Ketika saya menjadi guru baru, saya mencerca kurikulum kotak. Saya merasa seperti seorang koki yang dipaksa menggunakan Pembantu Hamburger atau seorang seniman yang dipaksa melukis dengan angka. Rasanya seperti mereka telah mengeluarkan kreativitas dari profesinya dan saya terjebak sebagai robot yang menyampaikan naskah yang sudah ditulis sebelumnya.
“Saya hanya ingin kesempatan untuk menjadi kreatif,” saya menunjukkan kepada pemimpin tim saya.
“Ini adalah kesempatanmu,” hanya itu yang dia jawab. “Kreativitas bukan sekedar membuat sesuatu yang baru. Ini memecahkan masalah dan bekerja dalam batasan.”
“Tapi kita harus menggunakan kurikulum ini,” kataku.
“Tanyakan pada kepala sekolah apakah kamu bisa memodifikasinya. Katakanlah Anda ingin 'membedakan'. Mereka menyukai kata itu. Kemudian gunakan kotak itu sebagai tempat awal Anda untuk sesuatu yang lebih baik lagi.”

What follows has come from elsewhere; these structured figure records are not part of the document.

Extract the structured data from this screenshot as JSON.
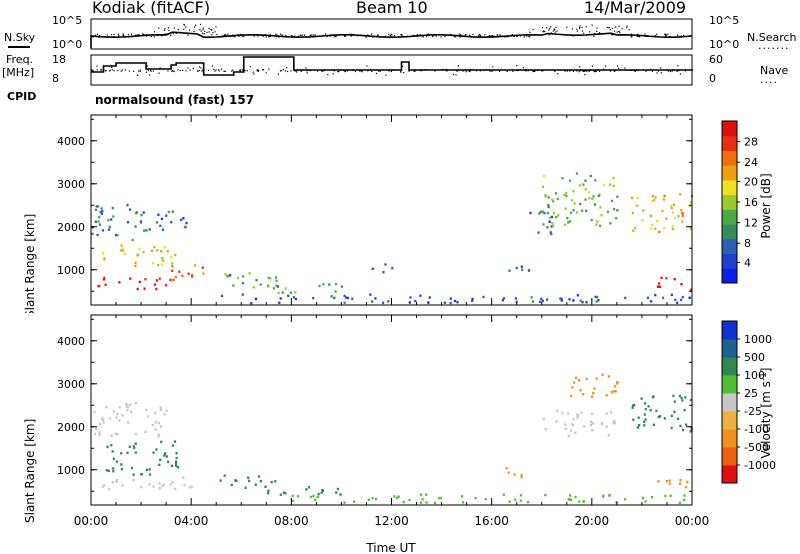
{
  "header": {
    "radar": "Kodiak (fitACF)",
    "beam": "Beam 10",
    "date": "14/Mar/2009"
  },
  "top_panels": {
    "nsky_label": "N.Sky",
    "nsearch_label": "N.Search",
    "nsky_ticks": [
      "10^5",
      "10^0"
    ],
    "nsearch_ticks": [
      "10^5",
      "10^0"
    ],
    "freq_label": "Freq.",
    "freq_unit": "[MHz]",
    "freq_ticks": [
      "18",
      "8"
    ],
    "nave_label": "Nave",
    "nave_ticks": [
      "60",
      "0"
    ],
    "cpid_label": "CPID",
    "cpid_value": "normalsound (fast) 157"
  },
  "colors": {
    "power": [
      "#0a1ef0",
      "#1e40d0",
      "#2b60b0",
      "#3a8a60",
      "#4aa848",
      "#9acb2c",
      "#f0e020",
      "#f0a010",
      "#f07010",
      "#e83010",
      "#e01010"
    ],
    "velocity": [
      "#1030d0",
      "#206090",
      "#308850",
      "#50c030",
      "#c8c8c8",
      "#f0b040",
      "#f09020",
      "#f06010",
      "#e01010"
    ]
  },
  "chart_data": [
    {
      "type": "heatmap",
      "title": "",
      "xlabel": "",
      "ylabel": "Slant Range [km]",
      "x_ticks": [
        "00:00",
        "04:00",
        "08:00",
        "12:00",
        "16:00",
        "20:00",
        "00:00"
      ],
      "y_ticks": [
        "1000",
        "2000",
        "3000",
        "4000"
      ],
      "xlim": [
        0,
        24
      ],
      "ylim": [
        180,
        4600
      ],
      "colorbar_label": "Power [dB]",
      "colorbar_ticks": [
        "4",
        "8",
        "12",
        "16",
        "20",
        "24",
        "28"
      ],
      "colorbar_range": [
        0,
        32
      ],
      "regions": [
        {
          "t": [
            0.0,
            3.3
          ],
          "r": [
            550,
            850
          ],
          "value": 30
        },
        {
          "t": [
            3.2,
            4.5
          ],
          "r": [
            700,
            1200
          ],
          "value": 26
        },
        {
          "t": [
            0.4,
            3.5
          ],
          "r": [
            1100,
            1600
          ],
          "value": 18
        },
        {
          "t": [
            0.0,
            2.0
          ],
          "r": [
            1700,
            2600
          ],
          "value": 10
        },
        {
          "t": [
            2.0,
            4.0
          ],
          "r": [
            1900,
            2400
          ],
          "value": 8
        },
        {
          "t": [
            5.0,
            7.5
          ],
          "r": [
            600,
            1000
          ],
          "value": 12
        },
        {
          "t": [
            7.0,
            10.0
          ],
          "r": [
            450,
            700
          ],
          "value": 14
        },
        {
          "t": [
            4.5,
            24.0
          ],
          "r": [
            250,
            450
          ],
          "value": 6
        },
        {
          "t": [
            11.0,
            12.0
          ],
          "r": [
            950,
            1200
          ],
          "value": 8
        },
        {
          "t": [
            16.5,
            17.6
          ],
          "r": [
            800,
            1100
          ],
          "value": 8
        },
        {
          "t": [
            17.5,
            18.5
          ],
          "r": [
            1800,
            2400
          ],
          "value": 6
        },
        {
          "t": [
            18.0,
            21.0
          ],
          "r": [
            2000,
            3300
          ],
          "value": 14
        },
        {
          "t": [
            21.5,
            24.0
          ],
          "r": [
            1900,
            2800
          ],
          "value": 20
        },
        {
          "t": [
            22.5,
            24.0
          ],
          "r": [
            550,
            850
          ],
          "value": 30
        }
      ]
    },
    {
      "type": "heatmap",
      "title": "",
      "xlabel": "Time UT",
      "ylabel": "Slant Range [km]",
      "x_ticks": [
        "00:00",
        "04:00",
        "08:00",
        "12:00",
        "16:00",
        "20:00",
        "00:00"
      ],
      "y_ticks": [
        "1000",
        "2000",
        "3000",
        "4000"
      ],
      "xlim": [
        0,
        24
      ],
      "ylim": [
        180,
        4600
      ],
      "colorbar_label": "Velocity [m s^-1]",
      "colorbar_ticks": [
        "1000",
        "500",
        "100",
        "25",
        "-25",
        "-100",
        "-500",
        "-1000"
      ],
      "regions": [
        {
          "t": [
            0.0,
            4.0
          ],
          "r": [
            550,
            850
          ],
          "value": 0
        },
        {
          "t": [
            0.5,
            3.5
          ],
          "r": [
            900,
            1700
          ],
          "value": 150
        },
        {
          "t": [
            0.0,
            3.0
          ],
          "r": [
            1800,
            2600
          ],
          "value": 0
        },
        {
          "t": [
            5.0,
            7.5
          ],
          "r": [
            600,
            900
          ],
          "value": 150
        },
        {
          "t": [
            7.0,
            10.0
          ],
          "r": [
            400,
            650
          ],
          "value": 300
        },
        {
          "t": [
            8.0,
            24.0
          ],
          "r": [
            250,
            450
          ],
          "value": 80
        },
        {
          "t": [
            16.5,
            17.5
          ],
          "r": [
            800,
            1100
          ],
          "value": -300
        },
        {
          "t": [
            18.0,
            21.0
          ],
          "r": [
            1800,
            2400
          ],
          "value": 0
        },
        {
          "t": [
            19.0,
            21.0
          ],
          "r": [
            2700,
            3300
          ],
          "value": -400
        },
        {
          "t": [
            21.5,
            24.0
          ],
          "r": [
            1900,
            2800
          ],
          "value": 150
        },
        {
          "t": [
            22.5,
            24.0
          ],
          "r": [
            550,
            850
          ],
          "value": -200
        }
      ]
    }
  ]
}
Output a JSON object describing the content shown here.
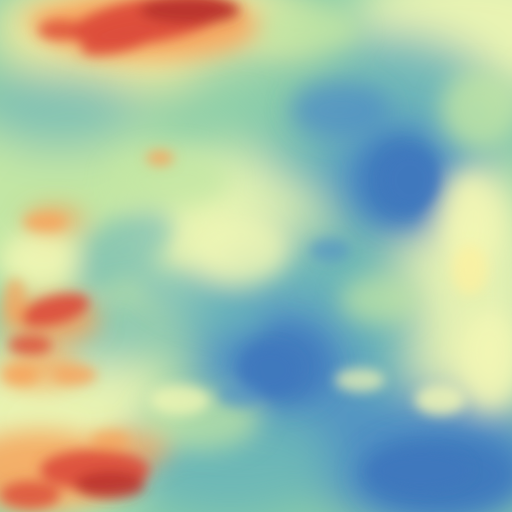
{
  "colormap": {
    "name": "Spectral",
    "stops": [
      "#9e0142",
      "#d53e4f",
      "#f46d43",
      "#fdae61",
      "#fee08b",
      "#ffffbf",
      "#e6f598",
      "#abdda4",
      "#66c2a5",
      "#3288bd",
      "#4a70b5"
    ]
  },
  "palette": {
    "deep_blue": "#3f78bd",
    "mid_blue": "#4f8fc4",
    "teal": "#68b4b9",
    "green_teal": "#8ecfa9",
    "light_green": "#c2e6a4",
    "pale_yellow": "#f3f7b4",
    "yellow": "#fbf0a0",
    "orange": "#f6a35c",
    "red": "#dc4b3a",
    "dark_red": "#b8332e"
  }
}
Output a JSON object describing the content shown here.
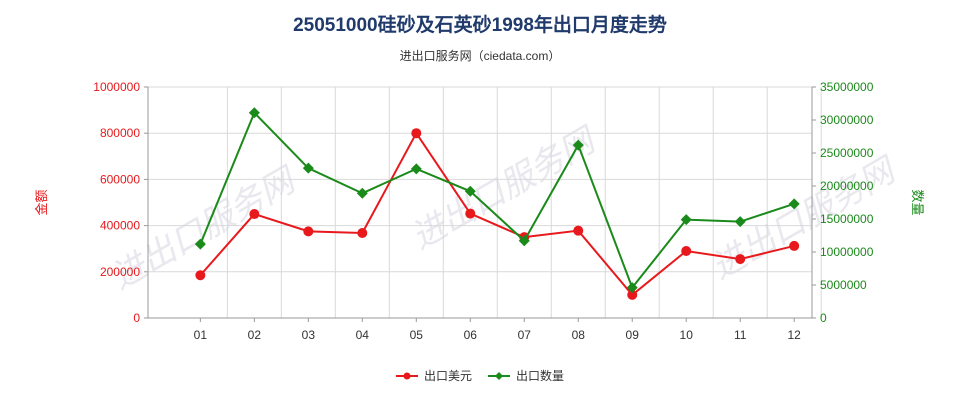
{
  "title": "25051000硅砂及石英砂1998年出口月度走势",
  "subtitle": "进出口服务网（ciedata.com）",
  "watermark": "进出口服务网",
  "chart_data": {
    "type": "line",
    "categories": [
      "01",
      "02",
      "03",
      "04",
      "05",
      "06",
      "07",
      "08",
      "09",
      "10",
      "11",
      "12"
    ],
    "y_left": {
      "label": "金额",
      "ylim": [
        0,
        1000000
      ],
      "ticks": [
        "0",
        "200000",
        "400000",
        "600000",
        "800000",
        "1000000"
      ],
      "tick_values": [
        0,
        200000,
        400000,
        600000,
        800000,
        1000000
      ],
      "color": "#e8191c"
    },
    "y_right": {
      "label": "数量",
      "ylim": [
        0,
        35000000
      ],
      "ticks": [
        "0",
        "5000000",
        "10000000",
        "15000000",
        "20000000",
        "25000000",
        "30000000",
        "35000000"
      ],
      "tick_values": [
        0,
        5000000,
        10000000,
        15000000,
        20000000,
        25000000,
        30000000,
        35000000
      ],
      "color": "#1a8a1a"
    },
    "series": [
      {
        "name": "出口美元",
        "axis": "left",
        "color": "#e8191c",
        "marker": "circle",
        "values": [
          185000,
          450000,
          375000,
          368000,
          800000,
          452000,
          350000,
          378000,
          100000,
          290000,
          255000,
          312000
        ]
      },
      {
        "name": "出口数量",
        "axis": "right",
        "color": "#1a8a1a",
        "marker": "diamond",
        "values": [
          11200000,
          31100000,
          22700000,
          18900000,
          22600000,
          19200000,
          11700000,
          26200000,
          4600000,
          14900000,
          14600000,
          17300000
        ]
      }
    ],
    "grid": true,
    "legend_position": "bottom"
  }
}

Yang mengejutkan saya, kurikulum dalam kotak tersebut tidak sesuai dengan naskahnya. Itu terstruktur (sebuah ide yang saya harap dapat segera dieksplorasi). Itu adalah kerangka kerja yang dapat saya gunakan untuk membangunnya. Itu adalah sekumpulan material yang bisa saya manuver. Pemimpin tim saya benar. Proses peretasan dan modifikasi ini pada dasarnya kreatif. Ini mendorong saya menuju pemecahan masalah dan pemikiran yang berbeda. Namun hal itu juga memicu rasa ingin tahu saat saya menjelajahi materi tambahan. Saya belajar sesuatu yang berharga melalui pengalaman itu. Saya bisa menjadi guru yang kreatif bahkan ketika saya tidak merancang semuanya dari awal.
Kita Membutuhkan Definisi Kreativitas yang Lebih Luas
Ketika Anda mendengar istilah “guru kreatif”, mudah untuk membayangkan gambaran guru dengan meja yang berantakan atau perlengkapan kerajinan tangan yang tersebar di seluruh ruangan. Atau kita mungkin berpikir sebaliknya. Anda tahu tipe dengan ruang yang rapi dan papan buletin yang rapi serta tema yang benar-benar terlihat seperti gambar dari Pinterest. Dan jika itu kamu, aku berjanji tidak akan mengejeknya. Saya benar-benar kagum dengan ruang-ruang itu. Atau guru seperti saya - yang ingin merancang semua materi saya sendiri dari awal dan mencemooh ketika diminta menggunakan kurikulum yang ditentukan.
Namun, tidak ada satu pun “tipe kreatif”. Ada banyak “tipe kreatif” yang menawarkan hadiah unik yang dapat mengubah pembelajaran dan memicu inovasi. Semakin kita mengenali keragaman pola pikir kreatif, semakin baik kita dalam mengintegrasikan kreativitas ke dalam budaya dan kurikulum kelas. Dalam prosesnya, kami tidak hanya mengembangkan identitas kreatif kami tetapi kami juga menghormati kreativitas siswa kami.
Berikut ini adalah beberapa pendekatan kreatif yang dapat digunakan guru dalam mengembangkan kelas kreatif. Saat Anda membaca masing-masingnya, pikirkan tipe mana yang paling Anda hubungkan. Ingatlah bahwa tidak satu pun dari hal ini yang secara inheren lebih baik daripada yang lain. Mereka hanyalah sebuah lensa untuk melihat karya kreatif. Terlebih lagi, meskipun kita memiliki pendekatan yang dominan (saya seorang seniman dan arsitek), kita dapat meningkatkan keterampilan kreatif kita dengan mencoba pendekatan lain juga. Pengalaman dengan kurikulum yang ditentukan mendorong saya menjadi seorang hacker, astronot, dan insinyur.